Blut und Eisen I
»Du bist früh zurück.« Will erhob sich, aber er stockte, als er einen Blick auf ihn warf. Der Kragen von Matthews Hemd war rot von all dem Blut, das er aufgesogen hatte.
Matthew holte tief Luft, um seinen Zorn zu ersticken, doch eine kleine Flamme blieb ebenso wie das dumpfe Pochen in seinem Handgelenk.
»Was ist geschehen?«, fragte Will.
Matthew legte seinen Zylinder ab und entledigte sich seines Gehrockes, während er nach Worten suchte. »Aetherion ist der Meinung, dass ich unbesonnen sei«, sagte er. »Er nahm mir alle Ränge und Vergünstigungen, bis ich mich ihm wieder anschließe, aber das ... das kann ich nicht.«
Schreie und das Dröhnen einer Maschine klangen in seinen Ohren nach. Der Geruch von Blut und verbranntem Fleisch hing noch an seiner Haut, obwohl er dem schon jahrelang nicht mehr nahegekommen war.

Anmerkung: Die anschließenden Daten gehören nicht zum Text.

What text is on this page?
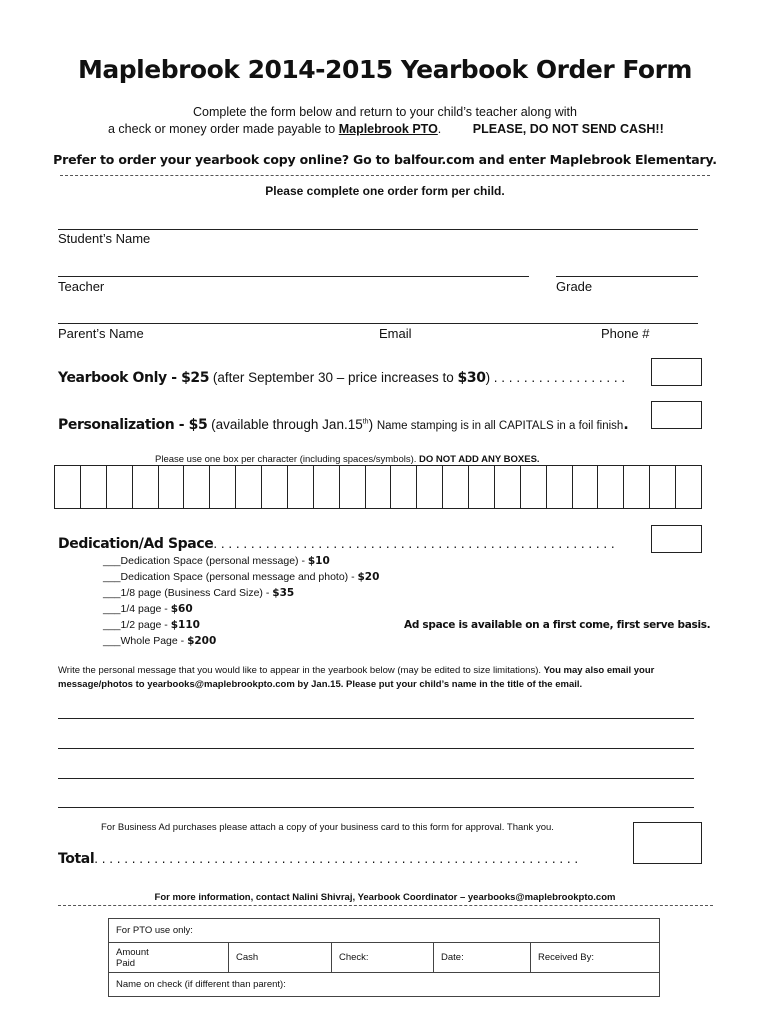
Maplebrook 2014-2015 Yearbook Order Form
Complete the form below and return to your child’s teacher along with
a check or money order made payable to Maplebrook PTO.	PLEASE, DO NOT SEND CASH!!
Prefer to order your yearbook copy online? Go to balfour.com and enter Maplebrook Elementary.
Please complete one order form per child.
Student’s Name
Teacher	Grade
Parent’s Name	Email	Phone #
Yearbook Only - $25 (after September 30 – price increases to $30) . . . . . . . . . . . . . . . . . .
Personalization - $5 (available through Jan.15th) Name stamping is in all CAPITALS in a foil finish.
Please use one box per character (including spaces/symbols). DO NOT ADD ANY BOXES.
Dedication/Ad Space. . . . . . . . . . . . . . . . . . . . . . . . . . . . . . . . . . . . . . . . . . . . . . . . . . . . . .
___Dedication Space (personal message) - $10
___Dedication Space (personal message and photo) - $20
___1/8 page (Business Card Size) - $35
___1/4 page - $60
___1/2 page - $110
___Whole Page - $200
Ad space is available on a first come, first serve basis.
Write the personal message that you would like to appear in the yearbook below (may be edited to size limitations). You may also email your
message/photos to yearbooks@maplebrookpto.com by Jan.15. Please put your child’s name in the title of the email.
For Business Ad purchases please attach a copy of your business card to this form for approval. Thank you.
Total. . . . . . . . . . . . . . . . . . . . . . . . . . . . . . . . . . . . . . . . . . . . . . . . . . . . . . . . . . . . . . . . .
For more information, contact Nalini Shivraj, Yearbook Coordinator – yearbooks@maplebrookpto.com
For PTO use only:
Amount
Paid	Cash	Check:	Date:	Received By:
Name on check (if different than parent):
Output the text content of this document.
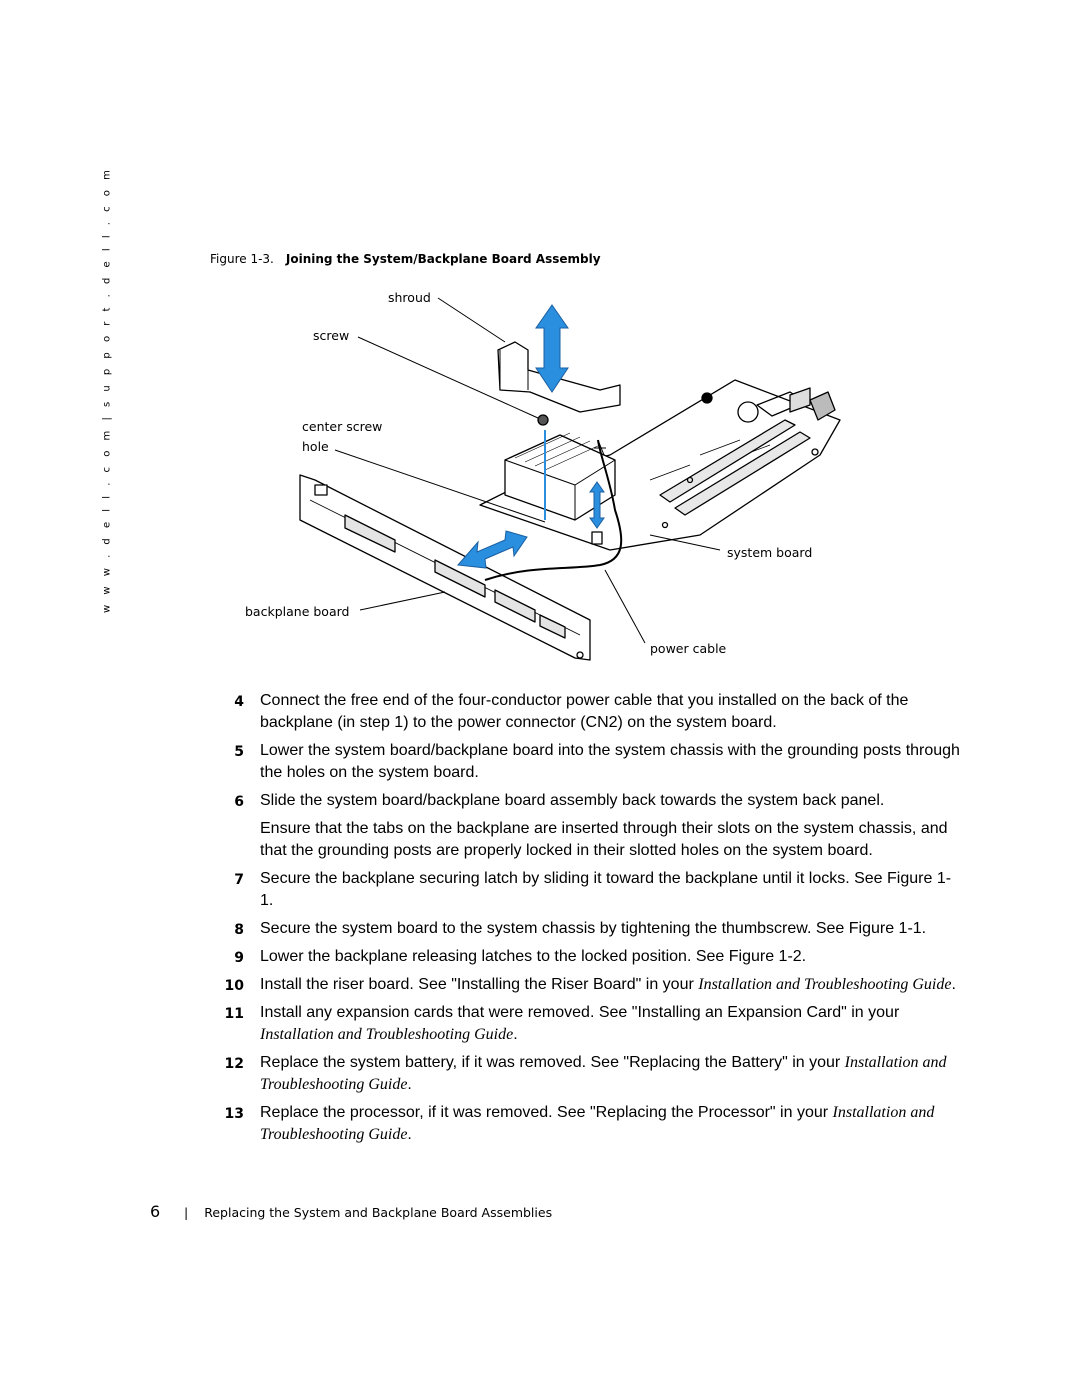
w w w . d e l l . c o m | s u p p o r t . d e l l . c o m	Figure 1-3. Joining the System/Backplane Board Assembly
shroud
screw
center screw
hole
system board
backplane board
power cable
4 Connect the free end of the four-conductor power cable that you installed on the back of the backplane (in step 1) to the power connector (CN2) on the system board.

5 Lower the system board/backplane board into the system chassis with the grounding posts through the holes on the system board.

6 Slide the system board/backplane board assembly back towards the system back panel.

Ensure that the tabs on the backplane are inserted through their slots on the system chassis, and that the grounding posts are properly locked in their slotted holes on the system board.

7 Secure the backplane securing latch by sliding it toward the backplane until it locks. See Figure 1-1.

8 Secure the system board to the system chassis by tightening the thumbscrew. See Figure 1-1.

9 Lower the backplane releasing latches to the locked position. See Figure 1-2.

10 Install the riser board. See "Installing the Riser Board" in your Installation and Troubleshooting Guide.

11 Install any expansion cards that were removed. See "Installing an Expansion Card" in your Installation and Troubleshooting Guide.

12 Replace the system battery, if it was removed. See "Replacing the Battery" in your Installation and Troubleshooting Guide.

13 Replace the processor, if it was removed. See "Replacing the Processor" in your Installation and Troubleshooting Guide.

6 | Replacing the System and Backplane Board Assemblies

Er setzte sich auf das Bett und vergrub sein Gesicht in den Händen. Das Echo der Vergangenheit blieb, obwohl er versuchte, es abzuschütteln. Mal war es eisig kalt gewesen, mal glühend heiß und so hallten auch beide Empfindungen auf seiner Haut nach.
Das ständige Surren der weißen Lichter ließ ihn nicht los, ebenso wenig wie das Rattern der Zahnräder seines einzigen Begleiters.
Will setzte sich zu ihm und legte eine Hand auf seine Schulter. »Lass mich die Wunde sehen.«
Matthew knöpfte sein Hemd auf und warf es auf den Boden. »Nur oberflächlich«, murmelte er. Er wich Wills Blick aus und sah stattdessen auf seine Hände, die er auf seinem Schoß zusammengefaltet hatte.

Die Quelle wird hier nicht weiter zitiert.